How do immune cell glucocorticoid responses contribute to psychiatric and autoimmune disorders?
How do immune cell glucocorticoid responses contribute to psychiatric and autoimmune disorders?
It is clear that stress responses and immunity are closely entwined, and epidemiological research shows that their complex interplay is key to the development of both psychiatric and autoimmune disorders (Teicher 2013 PMID:23982148, Dube 2009 PMID: 19188532). For example, a major component of the stress response is cortisol release, and depression is associated with hypercortisolaemia and glucocorticoid (GC) resistance. Abnormal responses to GCs likely contribute to the chronic inflammation observed in many patients with depression, as GCs can prime inflammatory responses, and GC-resistant immune cells produce increased levels of pro-inflammatory cytokines. Cytokines can act on the brain to produce the sickness-like behaviours characteristic of depression, and other aspects of GC-induced immune dysregulation (e.g. effects on neutrophils) may also play a role. Epidemiological studies show that psychological stress interacts with genetic risk to lead to depression and psychosis (e.g. Wang 2023 PMID:36717542), but the risk variants involved and the cellular mechanisms of this effect are unknown. We hypothesize that some risk variants for psychiatric disorders act through glucocorticoid responsive regulatory elements in specific immune cell subsets to lead to symptoms. We further hypothesize that by dissecting the cell subset- and context-specific effects of glucocorticoids in health and in patients, we can develop a better biomarker of impaired neuroendocine signalling in psychiatric disorders, opening the door to biomarker development and more personalised approaches to treatment in stress-responsive autoimmune and psychiatric disorders.

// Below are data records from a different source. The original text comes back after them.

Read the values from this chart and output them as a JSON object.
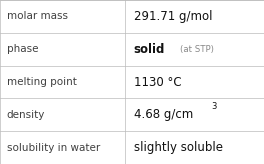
{
  "rows": [
    {
      "label": "molar mass",
      "value": "291.71 g/mol",
      "type": "plain"
    },
    {
      "label": "phase",
      "value": "solid",
      "suffix": "(at STP)",
      "type": "phase"
    },
    {
      "label": "melting point",
      "value": "1130 °C",
      "type": "plain"
    },
    {
      "label": "density",
      "value": "4.68 g/cm",
      "superscript": "3",
      "type": "density"
    },
    {
      "label": "solubility in water",
      "value": "slightly soluble",
      "type": "plain"
    }
  ],
  "bg_color": "#ffffff",
  "line_color": "#bbbbbb",
  "label_color": "#404040",
  "value_color": "#111111",
  "suffix_color": "#888888",
  "col_split": 0.472,
  "label_fontsize": 7.5,
  "value_fontsize": 8.5,
  "suffix_fontsize": 6.2,
  "super_fontsize": 6.0
}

You would work with Dr Luis M. Franco and Dr Mary-Ellen Lynall to investigate these hypotheses using immunogenetic and functional genomic techniques, gaining training in cutting edge bioinformatics, statistical genetics, immunology, clinical phenotyping, and (if desired) wet-lab experimental approaches. You would integrate emerging genetic association results in autoimmune and psychiatric disorders with (a) in-house glucocorticoid-response datasets (see https://www.niams.nih.gov/labs/franco-lab) (b) healthy and patient bulk and single cell datasets from our laboratories.
Dr Franco's group in the Functional Immunogenomics Section at the NIAMS focuses on the immunobiology of glucocorticoid responses (e.g. Franco 2019 PMID:30674564).
Dr Lynall's group in the Dept of Psychiatry at Cambridge focuses on immunogenetic analyses and immunophenotyping in psychiatric patients and population cohorts (e.g. Lynall 2022 PMID:36243721).